St. Petersburg paradox
1. Expected value diverges
St. Petersburg paradox is interesting, but it's very difficult.
I watched the video about the paradox by a Japanese YouTuber.He was explaining it so that we could understand easily.
・期待値が無限大な賭け(サンクトペテルブルクのパラドックス) (YouTube)
2. Diminishing marginal utility of money
The classical resolution uses the presumption of diminishing marginal utility of money.
It's classical but I think it uses advanced mathematics enough.It's an economical explanation rather than a mathematical resolution.
Mathematics is absolutely logical, and classical economics is also logical.
It presumes that human being can act rationally.
But in fact human being has emotion.
Pasion often drives humans.
Bias sometimes misleads us.
Behavioral economics is newer studies about decision models.
3. Finite lotteries
The paradox assumes that the casino has infinite resources.
But any real casino has finite resources.In this case, expected value don't diverge, and it's intuitive value.
It's real.
We can calculate expected value of almost all lotteries which is similar to the paradox, and it will be intuitive enough.
・Visualizing the St. Petersburg paradox: https://tanakah17191928.blogspot.com/2023/05/visualizing-st-petersburg-paradox.html
4. Currency issue and monopoly of resources
No one has infinite resources.
No country can issue currency infinitely.There is the limit of money supply whether the economy has gold standard or managed currency system.

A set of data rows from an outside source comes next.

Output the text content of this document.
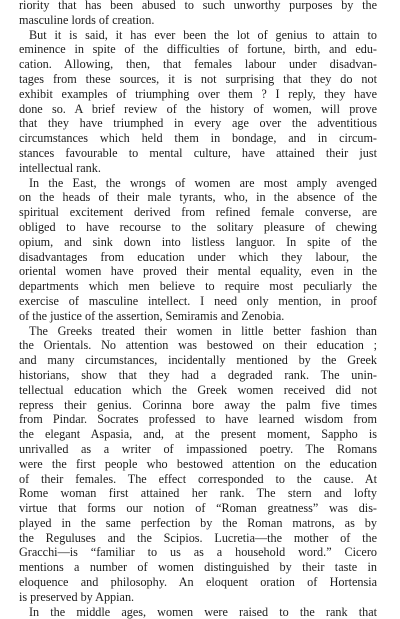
riority that has been abused to such unworthy purposes by the
masculine lords of creation.
But it is said, it has ever been the lot of genius to attain to
eminence in spite of the difficulties of fortune, birth, and edu-
cation. Allowing, then, that females labour under disadvan-
tages from these sources, it is not surprising that they do not
exhibit examples of triumphing over them ? I reply, they have
done so. A brief review of the history of women, will prove
that they have triumphed in every age over the adventitious
circumstances which held them in bondage, and in circum-
stances favourable to mental culture, have attained their just
intellectual rank.
In the East, the wrongs of women are most amply avenged
on the heads of their male tyrants, who, in the absence of the
spiritual excitement derived from refined female converse, are
obliged to have recourse to the solitary pleasure of chewing
opium, and sink down into listless languor. In spite of the
disadvantages from education under which they labour, the
oriental women have proved their mental equality, even in the
departments which men believe to require most peculiarly the
exercise of masculine intellect. I need only mention, in proof
of the justice of the assertion, Semiramis and Zenobia.
The Greeks treated their women in little better fashion than
the Orientals. No attention was bestowed on their education ;
and many circumstances, incidentally mentioned by the Greek
historians, show that they had a degraded rank. The unin-
tellectual education which the Greek women received did not
repress their genius. Corinna bore away the palm five times
from Pindar. Socrates professed to have learned wisdom from
the elegant Aspasia, and, at the present moment, Sappho is
unrivalled as a writer of impassioned poetry. The Romans
were the first people who bestowed attention on the education
of their females. The effect corresponded to the cause. At
Rome woman first attained her rank. The stern and lofty
virtue that forms our notion of “Roman greatness” was dis-
played in the same perfection by the Roman matrons, as by
the Reguluses and the Scipios. Lucretia—the mother of the
Gracchi—is “familiar to us as a household word.” Cicero
mentions a number of women distinguished by their taste in
eloquence and philosophy. An eloquent oration of Hortensia
is preserved by Appian.
In the middle ages, women were raised to the rank that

If the country supplies money infinitely, hyperinflation will occur.
No one wants worthless stones or papers.
But the stones or papers are finite resources.
So if someone can monopolize the stones or papers, he can make a lot of money.
To speak of extremes, if you can continue to win the infinite lottery, you will be the emperor of the world.
The infinite expected value maybe intuitive.
Many crazy gamblers will come to bet their lives.
5. Infinity
Infinity often misleads us.
When we can't understand the paradoxes, there may be the problem of infinity.For example, 0.999... is equal to 1.
How many people can be satisfied by the logic?
It's very interesting but a little difficult.